Hallo liebe Pilzfreunde ![]()
Das Thema "Tees aus Pilzen" hat mich begeistert und ich habe angefangen, Zunderschwamm und Birkenporling zu sammeln. Ich möchte sie in dünnen scheiben trocknen (Luft oder Dörrautomat) und dann gemahlen in Gläsern als Teezubereitung lagern. Nun habe ich mir im Wald sehr viele Exemplare angeschaut und bin sehr unsicher, was die Gesundheit angeht. Wenn ich meiner Intuition folge, lasse ich die meisten Exemplare am Holz, da sie (v.a. von unten) oft "fragwürdig" aussehen. Mir ist klar, dass ich bei wilden Pilzen keine einheitliche Optik erwarten kann und kleine Makel nicht schlimm sind...ich möchte die Pilze aber wegen ihrer positiven Effekte nutzen und potenzielle Nachteile durch Schimmel etc. unbedingt vermeiden!

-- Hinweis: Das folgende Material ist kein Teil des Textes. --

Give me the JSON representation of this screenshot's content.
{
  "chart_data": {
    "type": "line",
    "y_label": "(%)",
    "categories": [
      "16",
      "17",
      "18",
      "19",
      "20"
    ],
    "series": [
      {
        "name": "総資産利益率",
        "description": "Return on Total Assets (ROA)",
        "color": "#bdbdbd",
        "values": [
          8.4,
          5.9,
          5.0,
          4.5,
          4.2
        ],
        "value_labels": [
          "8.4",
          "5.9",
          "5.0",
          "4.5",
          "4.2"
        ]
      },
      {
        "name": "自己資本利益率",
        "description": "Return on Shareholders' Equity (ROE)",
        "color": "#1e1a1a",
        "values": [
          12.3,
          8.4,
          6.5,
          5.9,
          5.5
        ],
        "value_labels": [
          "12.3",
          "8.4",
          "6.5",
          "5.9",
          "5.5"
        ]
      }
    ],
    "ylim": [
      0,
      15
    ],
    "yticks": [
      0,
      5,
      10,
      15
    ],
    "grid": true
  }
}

Mit "fragwürdig" meine ich folgendes:
Beim Zunderschwamm finde ich immer wieder Stellen mit weißen Flecken bzw. weißem Flaum in den Röhren (unterm Taschen-Mikroskop ). Handelt es sich hierbei um Myzel oder ist das Schimmel? Hier mal Fotos davon:
Beim Pirkenporling habe ich mehrere Merkmale beobachtet, die mich verunsichern:
Meist haben sie von unten kleine schwarze Punkte oder Einschlüsse. Eine vollständig (100%) weiße Unterseite ist mir bisher 1 Mal begegnet. Die Punkte sind meiner Erfahrung nach oberflächlich (z.B. unter der Röhrenschicht nicht mehr - beim BiPo kommt die bei mir ab). Manche Punkte sind offensichtlicher Dreck und lassen sich mit der Pilzbürste entfernen, andere sitzen/kleben fest oder wachsen aus dem Pilz heraus?! Hier Fotos:
Zudem ist die Oberfläche auf der Oberseite (Leder) teilweise an kleinen Stellen eindrückbar (s. gerissene Stellen an der Basis), obwohl der Gesamteindruck top ist. Ist das ein eindeutiges Zeichen für ein zu hohes Alter oder ist das immer ganz normal?
Darüber hinaus würde mich interessieren: Gibt es weitere Merkmale, auf die ihr achtet, um diese (und weitere) Pilze hinsichtlich ihrer Qualität als Nahrungsergänzungsmittel? Gibt es hierzu weiterführende Literatur?